Calculating odds of someone holding x clubs in a 4-player game given that he holds the club Ace, at least 4 clubs, and you hold 3 clubs

Question

In the context of a Bridge game: I have 3 clubs in my hand and I want to find how many clubs my partner has. Before any card has been played (i.e. from the bidding alone), I know he holds at least 4 clubs, one of which is the club Ace. How do I find the odds of my partner holding, say, x=4 clubs in this case? The value of x doesn't matter but I would like to learn the approach to solving problems like this.

When I came across this question I realised I had a few sub-questions:

1. How does one calculate the odds of the 10 clubs being distributed among 3 players, e.g. such that my partner has 4 clubs? (i.e. the concept behind tackling such distribution questions)

2. How does the fact that I know my partner has one particular card affect my calculation? For instance, can I simply ignore that card so that I only need to find how 9 clubs can be distributed among 3 people such that partner has 3 clubs?

edit: clarity in response to @joriki's post

Answer 1

For $4\le x\le 10$,$\;$let $p(x)$ be the probability that your partner has exactly $x$ clubs, given that

• You know your partner has at least $4$ clubs including the Ace of clubs.$\\[4pt]$
• You have exactly $3$ clubs.

Then $p(x)$ is given by $$ {\small{ {\large{p(x)}} = \frac { {\displaystyle{\binom{9}{x-1}\binom{29}{13-x}}} } { {\displaystyle{ \sum_{k=4}^{10} \binom{9}{k-1}\binom{29}{13-k} }} } }} $$ Explanation:

Excluding the Ace of clubs and the $3$ clubs in your hand, there are $9$ remaining clubs.

Excluding the $10$ non-clubs in your hand, there are $29$ remaining non-clubs.

Hence for $4\le k\le 10$, there are $$\binom{9}{k-1}\binom{29}{13-k}$$ ways to distribute $k-1$ of the remaining clubs and $13-k$ of the remaining non-clubs so that your partner has exactly $k$ clubs (including the Ace of clubs).

Answer 2

I gather from point $1$ (and the term “partner”) that you’re assuming a Bridge-like situation where the deck has $52$ cards and all of them are distributed among $4$ players.

With this kind of question, it’s important to be clear about how you gained the knowledge that you have; the probability distribution depends on this.

The answer that @quasi gives assumes that you’re asking about the conditional probability that your partner has $x$ clubs, conditional on your partner having $4$ clubs and having the ace of clubs. This is the appropriate concept e.g. if you gained your knowledge by asking whether these conditions hold, i.e., you asked your partner, “Do you have at least four clubs?” and “Do you have the ace of clubs?”, and she answered yes to both questions. In that case, all hands that are compatible with these conditions are equally likely, and the resulting probability is the conditional probability given those conditions.

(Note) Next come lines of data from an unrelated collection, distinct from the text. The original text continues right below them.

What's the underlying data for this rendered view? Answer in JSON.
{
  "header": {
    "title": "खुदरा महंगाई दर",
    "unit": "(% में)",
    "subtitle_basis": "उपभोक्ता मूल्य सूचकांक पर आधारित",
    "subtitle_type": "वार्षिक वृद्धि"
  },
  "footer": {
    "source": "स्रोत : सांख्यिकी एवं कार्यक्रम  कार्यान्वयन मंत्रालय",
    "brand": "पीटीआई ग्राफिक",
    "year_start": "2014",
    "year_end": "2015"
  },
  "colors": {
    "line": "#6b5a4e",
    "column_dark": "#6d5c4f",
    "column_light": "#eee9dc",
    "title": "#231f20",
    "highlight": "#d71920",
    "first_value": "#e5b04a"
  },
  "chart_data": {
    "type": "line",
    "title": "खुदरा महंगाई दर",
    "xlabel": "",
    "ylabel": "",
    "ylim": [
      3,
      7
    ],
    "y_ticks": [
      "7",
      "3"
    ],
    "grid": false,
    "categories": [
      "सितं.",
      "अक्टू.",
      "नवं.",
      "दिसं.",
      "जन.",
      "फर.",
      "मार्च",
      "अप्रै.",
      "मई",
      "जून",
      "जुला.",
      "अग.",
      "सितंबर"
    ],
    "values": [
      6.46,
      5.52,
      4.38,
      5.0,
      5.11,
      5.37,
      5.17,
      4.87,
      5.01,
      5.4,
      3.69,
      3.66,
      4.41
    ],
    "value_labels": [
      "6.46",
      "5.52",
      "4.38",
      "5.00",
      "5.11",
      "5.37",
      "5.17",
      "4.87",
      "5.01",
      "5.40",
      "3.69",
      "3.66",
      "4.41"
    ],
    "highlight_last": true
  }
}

But it doesn’t follow from your question that this is how you gained your knowledge. For instance, you could have asked your partner whether she has at least four clubs and then asked her to tell you the rank of a random one of those clubs, and she told you that one of them is the ace of clubs. In this case, that second piece of information doesn’t change the probabilities, which would just be the conditional probabilities given that she has $4$ clubs:

$$ p(x)=\frac{\binom{10}x\binom{29}{13-x}}{\sum_{k=4}^{10}\binom{10}k\binom{29}{13-k}}\;. $$

There are of course more complicated ways to gain the knowledge that you have. For instance, in Bridge you might have deduced that knowledge from your partner’s play. Then the appropriate probability distribution may depend on the details of how you came to this conclusion. For example: If your partner made a bid that she would only make if she had four clubs including the ace of clubs, the conditional probability given these facts would be appropriate. But suppose she made a bid that she would only make if she had $4$ clubs, and then she led with the ace of clubs. What that tells you would depend on the details of which hands would cause her to lead with the ace of clubs. If she would definitely have led with the ace of clubs if she had it, then that would be like answering a question whether she has it, and the conditional probability in @quasi’s answer would be appropriate. But if (this is probably unrealistic, just as an example) she could equally well lead with any club and she just happened to lead with the ace, then the other conditional distribution above would be appropriate (since leading with a random one of her clubs is like telling you the rank of a random one of her clubs). The actual knowledge to be gained from her leading with the ace of clubs in a real game is likely more complicated than either of these two extremes.